Inevitável, depois da leitura, não fazer comparações com 2015 no Brasil e outros Países. Vivemos uma guerra de informações desiguais com disputas partidárias em várias instancias nos meandros mais recônditos do que constitui o Estado Brasileiro.
Uma luta ética traduzida em luta de classes, cada qual por sua ética de direita ou de esquerda. De parte desse rescaldo proponho uma leitura das ações de duas personagens em voga pelas possíveis consequências de suas éticas ainda em movimento. Foi possível ler, nas manchetes oficiais e alternativas, o juiz Moro como herói de um lado, promovendo a suposta limpeza da corrupção no País e fascista de outro, com dois pesos e duas medidas na Lava-jato como parte da arquitetura do golpe, porque permite com seus vazamentos, o desgaste e a penalização só de um partido e, em última instância, a quebra da soberania nacional abrindo caminho para as privatizações pregadas pela oposição com apoio dos EUA.

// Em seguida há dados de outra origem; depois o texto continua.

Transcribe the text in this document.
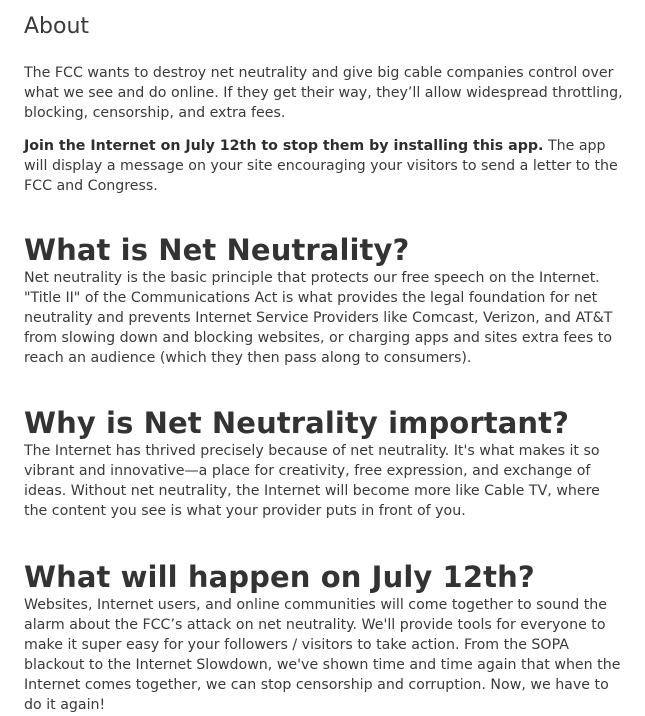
About

The FCC wants to destroy net neutrality and give big cable companies control over what we see and do online. If they get their way, they’ll allow widespread throttling, blocking, censorship, and extra fees.

Join the Internet on July 12th to stop them by installing this app. The app will display a message on your site encouraging your visitors to send a letter to the FCC and Congress.

What is Net Neutrality?

Net neutrality is the basic principle that protects our free speech on the Internet. "Title II" of the Communications Act is what provides the legal foundation for net neutrality and prevents Internet Service Providers like Comcast, Verizon, and AT&T from slowing down and blocking websites, or charging apps and sites extra fees to reach an audience (which they then pass along to consumers).

Why is Net Neutrality important?

The Internet has thrived precisely because of net neutrality. It's what makes it so vibrant and innovative—a place for creativity, free expression, and exchange of ideas. Without net neutrality, the Internet will become more like Cable TV, where the content you see is what your provider puts in front of you.

What will happen on July 12th?

Websites, Internet users, and online communities will come together to sound the alarm about the FCC’s attack on net neutrality. We'll provide tools for everyone to make it super easy for your followers / visitors to take action. From the SOPA blackout to the Internet Slowdown, we've shown time and time again that when the Internet comes together, we can stop censorship and corruption. Now, we have to do it again!
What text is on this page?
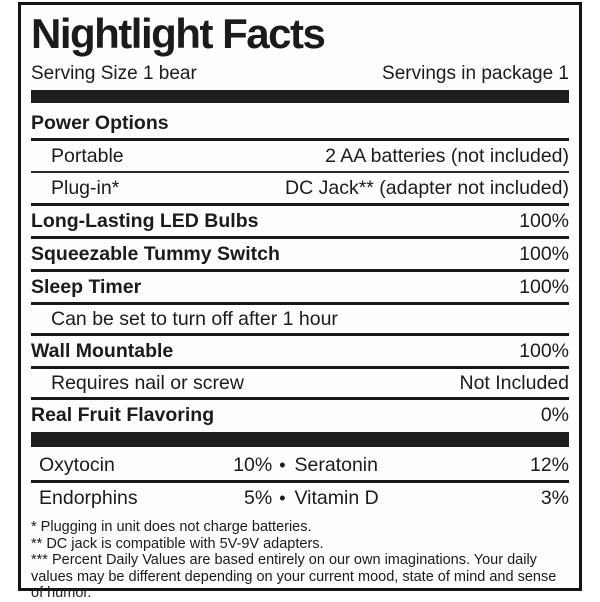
Nightlight Facts
Serving Size 1 bear	Servings in package 1
Power Options
Portable	2 AA batteries (not included)
Plug-in*	DC Jack** (adapter not included)
Long-Lasting LED Bulbs	100%
Squeezable Tummy Switch	100%
Sleep Timer	100%
Can be set to turn off after 1 hour
Wall Mountable	100%
Requires nail or screw	Not Included
Real Fruit Flavoring	0%
Oxytocin	10% • Seratonin	12%
Endorphins	5% • Vitamin D	3%

* Plugging in unit does not charge batteries.

** DC jack is compatible with 5V-9V adapters.

*** Percent Daily Values are based entirely on our own imaginations. Your daily values may be different depending on your current mood, state of mind and sense of humor.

Da mesma forma, no STJ, o Ministro Barroso foi acusado pela mídia dominante como se tivesse usado de “malandragem” para arbitrar sobre o ritual do impeachment definido pelo deputado e ainda presidente da Câmara, apesar de todas as acusações, inclusive as da Lava Jato, que pesam sobre ele. Ritual este que deu partida para o golpe apoiado, efusivamente, pela oposição.
Por outro lado, a esquerda suspirou aliviada sentindo nessa ação que ainda era possível confiar na justiça porque esta restabelecia os procedimentos democráticos do processo em questão, barrando o golpe.
Extremos da Justiça? Cada qual partindo de seus pressupostos que atendem interesses de classe. Moro como a mão invisível do mercado e Barroso como a do Estado democrático de direito (desse mesmo lado, o Ministro Lewandowski, deu o veredicto sobre financiamento público de campanha que supostamente impedirá outros golpes).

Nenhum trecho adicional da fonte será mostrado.